D'après Joakim Faiss, il s'agit d'une procédure habituelle pour traiter les grands brûlés, qui nécessitent des soins très spécialisés, uniquement dispensés dans deux centres dédiés en Suisse, à Lausanne et Zurich. «Au-delà d'un certain stade de brûlures, les centres spécialisés sont les seuls à pouvoir prendre en charge ces patients», déplore notre interlocuteur. 

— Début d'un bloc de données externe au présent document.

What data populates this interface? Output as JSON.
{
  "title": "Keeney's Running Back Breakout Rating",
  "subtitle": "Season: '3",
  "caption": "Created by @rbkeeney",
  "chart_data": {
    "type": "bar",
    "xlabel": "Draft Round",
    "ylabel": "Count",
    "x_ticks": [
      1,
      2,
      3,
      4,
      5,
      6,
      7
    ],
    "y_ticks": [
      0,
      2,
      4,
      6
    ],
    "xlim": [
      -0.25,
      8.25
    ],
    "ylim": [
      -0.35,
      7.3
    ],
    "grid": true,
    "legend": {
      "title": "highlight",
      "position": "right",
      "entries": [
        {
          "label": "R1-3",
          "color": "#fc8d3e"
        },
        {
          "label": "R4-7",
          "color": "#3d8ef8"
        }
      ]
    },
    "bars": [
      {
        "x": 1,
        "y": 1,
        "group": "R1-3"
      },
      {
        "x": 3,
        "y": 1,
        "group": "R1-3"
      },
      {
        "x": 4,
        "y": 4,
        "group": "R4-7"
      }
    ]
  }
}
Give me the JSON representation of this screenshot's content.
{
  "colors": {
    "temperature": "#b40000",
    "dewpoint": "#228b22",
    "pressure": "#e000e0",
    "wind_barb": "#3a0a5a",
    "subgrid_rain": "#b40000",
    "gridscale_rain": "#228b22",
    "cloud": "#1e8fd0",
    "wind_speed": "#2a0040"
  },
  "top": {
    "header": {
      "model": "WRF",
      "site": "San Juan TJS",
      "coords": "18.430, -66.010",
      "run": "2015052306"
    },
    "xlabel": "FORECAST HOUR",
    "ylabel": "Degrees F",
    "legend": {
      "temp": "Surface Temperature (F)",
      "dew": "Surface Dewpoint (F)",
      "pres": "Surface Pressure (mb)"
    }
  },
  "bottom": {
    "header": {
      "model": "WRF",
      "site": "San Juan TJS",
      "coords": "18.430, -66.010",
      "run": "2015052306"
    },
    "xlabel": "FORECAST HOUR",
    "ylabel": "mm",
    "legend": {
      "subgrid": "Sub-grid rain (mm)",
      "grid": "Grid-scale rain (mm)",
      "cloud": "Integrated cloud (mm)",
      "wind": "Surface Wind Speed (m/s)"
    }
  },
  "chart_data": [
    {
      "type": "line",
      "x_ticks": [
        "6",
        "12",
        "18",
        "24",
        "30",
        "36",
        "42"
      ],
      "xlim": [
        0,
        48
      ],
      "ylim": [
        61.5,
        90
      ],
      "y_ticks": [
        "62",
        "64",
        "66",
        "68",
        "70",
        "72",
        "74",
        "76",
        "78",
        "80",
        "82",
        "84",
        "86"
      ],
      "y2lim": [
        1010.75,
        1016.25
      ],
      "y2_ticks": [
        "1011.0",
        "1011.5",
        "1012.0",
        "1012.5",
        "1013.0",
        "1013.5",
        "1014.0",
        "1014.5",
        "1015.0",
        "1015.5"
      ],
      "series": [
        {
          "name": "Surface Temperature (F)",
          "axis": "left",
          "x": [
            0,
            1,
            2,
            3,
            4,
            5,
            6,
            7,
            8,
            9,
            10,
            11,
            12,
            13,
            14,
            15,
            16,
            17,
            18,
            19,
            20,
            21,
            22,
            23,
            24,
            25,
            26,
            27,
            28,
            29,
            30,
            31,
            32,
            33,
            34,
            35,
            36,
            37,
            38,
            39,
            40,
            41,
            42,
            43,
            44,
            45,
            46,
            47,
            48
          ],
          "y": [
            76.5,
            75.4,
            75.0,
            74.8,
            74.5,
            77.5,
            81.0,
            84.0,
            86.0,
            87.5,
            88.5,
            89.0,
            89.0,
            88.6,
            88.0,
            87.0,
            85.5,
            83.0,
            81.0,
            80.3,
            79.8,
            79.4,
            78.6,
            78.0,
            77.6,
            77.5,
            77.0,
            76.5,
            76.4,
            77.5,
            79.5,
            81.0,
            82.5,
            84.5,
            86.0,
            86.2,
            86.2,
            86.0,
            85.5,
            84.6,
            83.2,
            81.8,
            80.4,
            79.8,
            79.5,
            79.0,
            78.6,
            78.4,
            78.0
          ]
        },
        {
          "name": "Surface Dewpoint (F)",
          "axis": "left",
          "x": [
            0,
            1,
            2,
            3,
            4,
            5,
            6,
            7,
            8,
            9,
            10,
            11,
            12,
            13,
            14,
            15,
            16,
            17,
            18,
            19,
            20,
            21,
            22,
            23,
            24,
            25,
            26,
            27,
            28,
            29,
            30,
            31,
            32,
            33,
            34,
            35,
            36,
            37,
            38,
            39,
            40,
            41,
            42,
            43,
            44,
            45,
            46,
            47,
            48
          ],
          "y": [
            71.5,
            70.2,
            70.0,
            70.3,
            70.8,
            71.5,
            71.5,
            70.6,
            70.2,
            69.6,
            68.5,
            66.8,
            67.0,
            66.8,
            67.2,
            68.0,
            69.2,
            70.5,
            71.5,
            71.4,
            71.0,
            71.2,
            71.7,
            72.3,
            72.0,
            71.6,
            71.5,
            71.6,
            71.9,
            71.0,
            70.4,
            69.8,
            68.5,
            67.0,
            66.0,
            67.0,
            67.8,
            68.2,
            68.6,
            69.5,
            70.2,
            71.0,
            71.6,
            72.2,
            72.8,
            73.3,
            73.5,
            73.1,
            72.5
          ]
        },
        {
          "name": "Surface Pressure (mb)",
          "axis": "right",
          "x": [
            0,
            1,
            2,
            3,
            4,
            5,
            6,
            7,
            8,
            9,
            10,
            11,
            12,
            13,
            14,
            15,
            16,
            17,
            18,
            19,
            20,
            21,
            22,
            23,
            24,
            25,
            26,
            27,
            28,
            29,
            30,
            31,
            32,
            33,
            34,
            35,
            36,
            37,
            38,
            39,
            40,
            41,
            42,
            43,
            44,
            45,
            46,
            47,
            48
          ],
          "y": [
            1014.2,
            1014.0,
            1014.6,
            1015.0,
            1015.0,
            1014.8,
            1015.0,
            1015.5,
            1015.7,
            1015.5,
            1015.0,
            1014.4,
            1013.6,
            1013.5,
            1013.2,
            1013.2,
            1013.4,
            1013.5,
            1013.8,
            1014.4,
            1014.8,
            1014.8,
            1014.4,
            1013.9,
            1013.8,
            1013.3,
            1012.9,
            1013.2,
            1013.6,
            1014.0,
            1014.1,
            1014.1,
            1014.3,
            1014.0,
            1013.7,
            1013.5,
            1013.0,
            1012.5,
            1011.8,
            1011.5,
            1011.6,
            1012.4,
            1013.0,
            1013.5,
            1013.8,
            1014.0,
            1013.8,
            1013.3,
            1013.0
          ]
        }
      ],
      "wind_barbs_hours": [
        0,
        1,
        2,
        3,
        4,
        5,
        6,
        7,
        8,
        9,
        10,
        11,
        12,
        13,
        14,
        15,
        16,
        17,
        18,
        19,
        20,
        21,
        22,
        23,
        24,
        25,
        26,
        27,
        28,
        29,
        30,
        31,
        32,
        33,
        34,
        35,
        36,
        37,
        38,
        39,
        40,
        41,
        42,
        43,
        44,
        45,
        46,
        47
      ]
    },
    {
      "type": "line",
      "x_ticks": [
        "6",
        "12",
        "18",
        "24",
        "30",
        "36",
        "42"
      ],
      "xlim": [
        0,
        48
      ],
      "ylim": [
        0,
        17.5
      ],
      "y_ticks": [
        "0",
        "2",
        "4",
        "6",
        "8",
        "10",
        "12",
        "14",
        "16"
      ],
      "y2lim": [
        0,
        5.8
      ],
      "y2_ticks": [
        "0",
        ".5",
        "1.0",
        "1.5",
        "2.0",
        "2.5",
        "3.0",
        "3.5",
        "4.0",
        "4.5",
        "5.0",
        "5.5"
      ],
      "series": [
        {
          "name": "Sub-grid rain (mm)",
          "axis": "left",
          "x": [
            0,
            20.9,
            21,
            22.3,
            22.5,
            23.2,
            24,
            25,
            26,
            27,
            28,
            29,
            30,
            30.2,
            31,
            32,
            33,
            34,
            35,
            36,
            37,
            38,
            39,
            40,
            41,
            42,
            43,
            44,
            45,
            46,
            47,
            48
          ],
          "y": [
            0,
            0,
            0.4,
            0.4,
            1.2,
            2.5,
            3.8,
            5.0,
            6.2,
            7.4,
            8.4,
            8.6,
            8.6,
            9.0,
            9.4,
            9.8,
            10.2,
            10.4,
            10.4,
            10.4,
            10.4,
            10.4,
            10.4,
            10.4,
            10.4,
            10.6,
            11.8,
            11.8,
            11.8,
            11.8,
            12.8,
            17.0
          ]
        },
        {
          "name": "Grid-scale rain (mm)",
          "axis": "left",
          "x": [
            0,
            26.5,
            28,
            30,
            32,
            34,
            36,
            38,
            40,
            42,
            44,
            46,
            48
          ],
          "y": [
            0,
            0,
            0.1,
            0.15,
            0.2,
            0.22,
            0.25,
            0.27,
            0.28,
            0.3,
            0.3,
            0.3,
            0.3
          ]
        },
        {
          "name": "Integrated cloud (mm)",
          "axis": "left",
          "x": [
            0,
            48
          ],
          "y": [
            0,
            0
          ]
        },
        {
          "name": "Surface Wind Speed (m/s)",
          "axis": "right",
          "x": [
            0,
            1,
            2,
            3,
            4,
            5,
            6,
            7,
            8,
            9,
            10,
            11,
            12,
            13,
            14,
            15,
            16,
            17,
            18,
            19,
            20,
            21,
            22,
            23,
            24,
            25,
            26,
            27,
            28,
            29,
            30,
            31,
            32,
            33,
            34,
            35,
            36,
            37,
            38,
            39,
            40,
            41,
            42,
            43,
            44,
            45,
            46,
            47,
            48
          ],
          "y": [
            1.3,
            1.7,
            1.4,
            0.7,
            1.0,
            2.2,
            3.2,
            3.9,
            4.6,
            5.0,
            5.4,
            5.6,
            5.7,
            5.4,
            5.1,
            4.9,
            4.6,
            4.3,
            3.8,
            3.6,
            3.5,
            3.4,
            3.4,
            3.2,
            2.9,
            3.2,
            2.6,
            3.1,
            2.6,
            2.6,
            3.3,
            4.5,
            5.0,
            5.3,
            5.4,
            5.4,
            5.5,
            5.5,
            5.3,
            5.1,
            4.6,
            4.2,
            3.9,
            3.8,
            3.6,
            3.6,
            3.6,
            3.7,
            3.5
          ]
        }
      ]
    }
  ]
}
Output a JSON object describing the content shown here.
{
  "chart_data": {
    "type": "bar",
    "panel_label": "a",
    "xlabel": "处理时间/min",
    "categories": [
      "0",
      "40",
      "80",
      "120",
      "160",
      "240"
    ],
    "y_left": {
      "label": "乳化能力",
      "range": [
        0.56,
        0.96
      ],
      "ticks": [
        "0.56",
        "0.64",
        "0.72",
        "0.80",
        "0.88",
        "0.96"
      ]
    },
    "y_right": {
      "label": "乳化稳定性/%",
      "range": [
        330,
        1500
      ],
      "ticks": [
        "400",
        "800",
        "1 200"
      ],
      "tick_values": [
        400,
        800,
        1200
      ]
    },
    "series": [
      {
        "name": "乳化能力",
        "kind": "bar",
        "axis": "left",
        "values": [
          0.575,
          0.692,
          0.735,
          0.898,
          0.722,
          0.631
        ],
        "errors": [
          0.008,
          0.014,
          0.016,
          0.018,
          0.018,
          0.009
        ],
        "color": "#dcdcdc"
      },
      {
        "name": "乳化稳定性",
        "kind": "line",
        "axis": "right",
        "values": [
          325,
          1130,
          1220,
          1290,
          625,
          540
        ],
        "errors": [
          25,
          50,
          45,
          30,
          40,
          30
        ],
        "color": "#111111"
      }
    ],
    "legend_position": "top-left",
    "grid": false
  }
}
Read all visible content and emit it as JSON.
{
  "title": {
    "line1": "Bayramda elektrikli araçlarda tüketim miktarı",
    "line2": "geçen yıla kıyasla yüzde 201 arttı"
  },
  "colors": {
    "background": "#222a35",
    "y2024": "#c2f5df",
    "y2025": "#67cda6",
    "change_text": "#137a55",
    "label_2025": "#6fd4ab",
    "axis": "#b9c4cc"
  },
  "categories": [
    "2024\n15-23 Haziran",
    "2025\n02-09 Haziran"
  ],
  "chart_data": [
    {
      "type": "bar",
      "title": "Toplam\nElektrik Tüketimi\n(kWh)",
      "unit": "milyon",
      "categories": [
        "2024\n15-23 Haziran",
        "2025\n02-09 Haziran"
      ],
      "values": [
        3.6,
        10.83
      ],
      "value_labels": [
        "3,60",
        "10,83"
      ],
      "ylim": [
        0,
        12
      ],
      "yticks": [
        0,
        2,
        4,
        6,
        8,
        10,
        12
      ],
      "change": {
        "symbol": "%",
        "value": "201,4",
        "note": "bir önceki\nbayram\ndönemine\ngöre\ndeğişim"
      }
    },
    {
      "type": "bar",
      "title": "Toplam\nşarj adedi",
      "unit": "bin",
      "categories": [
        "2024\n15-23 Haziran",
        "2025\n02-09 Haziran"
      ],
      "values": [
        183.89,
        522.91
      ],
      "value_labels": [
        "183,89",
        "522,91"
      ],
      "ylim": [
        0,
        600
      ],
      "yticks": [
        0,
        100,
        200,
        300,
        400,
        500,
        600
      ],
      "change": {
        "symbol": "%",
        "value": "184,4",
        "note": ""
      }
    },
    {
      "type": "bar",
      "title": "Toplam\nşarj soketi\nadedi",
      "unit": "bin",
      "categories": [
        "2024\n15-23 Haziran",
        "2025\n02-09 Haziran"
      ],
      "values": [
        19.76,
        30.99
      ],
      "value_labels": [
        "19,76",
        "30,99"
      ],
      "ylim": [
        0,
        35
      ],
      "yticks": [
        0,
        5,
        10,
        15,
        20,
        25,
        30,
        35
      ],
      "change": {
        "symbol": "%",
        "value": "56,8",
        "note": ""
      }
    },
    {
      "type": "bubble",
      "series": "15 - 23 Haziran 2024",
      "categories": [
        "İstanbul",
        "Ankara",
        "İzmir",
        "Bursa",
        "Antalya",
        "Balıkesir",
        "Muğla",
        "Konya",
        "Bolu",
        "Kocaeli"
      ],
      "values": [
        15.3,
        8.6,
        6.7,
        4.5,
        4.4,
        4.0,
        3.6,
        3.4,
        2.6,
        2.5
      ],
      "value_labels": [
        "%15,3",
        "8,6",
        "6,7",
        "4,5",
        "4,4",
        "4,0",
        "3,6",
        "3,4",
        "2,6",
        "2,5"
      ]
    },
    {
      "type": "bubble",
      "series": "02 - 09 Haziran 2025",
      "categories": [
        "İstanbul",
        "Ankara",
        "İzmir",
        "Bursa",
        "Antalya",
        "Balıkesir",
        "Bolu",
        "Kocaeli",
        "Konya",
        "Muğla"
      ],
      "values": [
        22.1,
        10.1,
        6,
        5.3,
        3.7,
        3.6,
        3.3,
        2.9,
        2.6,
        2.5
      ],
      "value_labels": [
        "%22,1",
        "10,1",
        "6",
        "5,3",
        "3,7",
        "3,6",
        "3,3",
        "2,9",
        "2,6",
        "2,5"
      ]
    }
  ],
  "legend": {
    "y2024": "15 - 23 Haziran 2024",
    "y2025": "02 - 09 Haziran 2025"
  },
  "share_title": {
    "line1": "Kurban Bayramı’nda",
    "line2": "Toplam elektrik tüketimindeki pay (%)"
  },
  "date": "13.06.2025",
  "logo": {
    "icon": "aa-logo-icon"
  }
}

En effet, les brûlures modérées (soit atteignant jusqu'à 15% de la surface corporelle) peuvent être soignées à l'hôpital. Les autres requièrent des soins très précis et longs, que ne peuvent déployer tous les établissements. Lorsque l'un de ces deux centres, à Zurich ou Lausanne, se trouve surchargé, les équipes se soutiennent et prennent en charge des patients. 

L'une des douleurs les plus intenses qui existent

D'après les informations du CHUV, les «grands brûlés» sont les patients atteints de brûlures de stade 3 (soit une destruction complète de la peau jusqu'à la couche graisseuse, sans douleur et sans régénération spontanée possible), ou alors d'une brûlure de stade 2 étendue (soit une atteinte du derme très douloureuse avec des cloques rompues, dont la guérison laissera forcément des cicatrices épaisses). 

Si la prise en charge est extrêmement complexe, c'est parce qu'elle est pluridisciplinaire et requiert de nombreux spécialistes. Il s'agit en effet de «l'un des traumatismes les plus sévères que peut subir le corps humain», avec l'une des douleurs les plus importantes et prolongées qui existent, ainsi que l'indique le site du CHUV. La guérison et la thérapie suivant la blessure peuvent, selon les cas, durer plusieurs années. 

Comment sont soignés les grands brûlés?

Le traitement au Centre romand des brûlés se déroule effectivement en quatre phases. D'abord, la phase aiguë concerne la stabilisation du patient, au Service de médecine intensive adulte du CHUV, afin que les fonctions vitales soient sauvegardées. Une fois la personne hors de danger immédiat, il s'agit de reconstruire sa peau, généralement au moyen de greffes. Cette phase intermédiaire se déroule dans le même service hospitalier. 

Une fois les chirurgies réalisées et le patient stabilisé, il peut quitter les soins intensifs pour retrouver le Service de chirurgie plastique et reconstructrice, qui dispose de chambres spécifiquement aménagées pour ce type de blessures. Les plaies résiduelles et les cicatrices sont alors soignées et surveillées de près, alors que la rééducation intensive démarre aussi vite que possible. Les thérapeutes, infirmiers, physiothérapeutes et ergothérapeutes peuvent être mobilisés pour aider la personne à retrouver, petit à petit, ses usages quotidiens. 

Reste alors la phase de réhabilitation, qui débute toujours à l'hôpital et se poursuit à la maison, parfois durant plusieurs années. Certaines personnes sont référées à la Clinique romande de réadaptation, située à Sion (VS), où elles reçoivent un soutien à long terme. Pour reprendre, autant que possible, leur vie.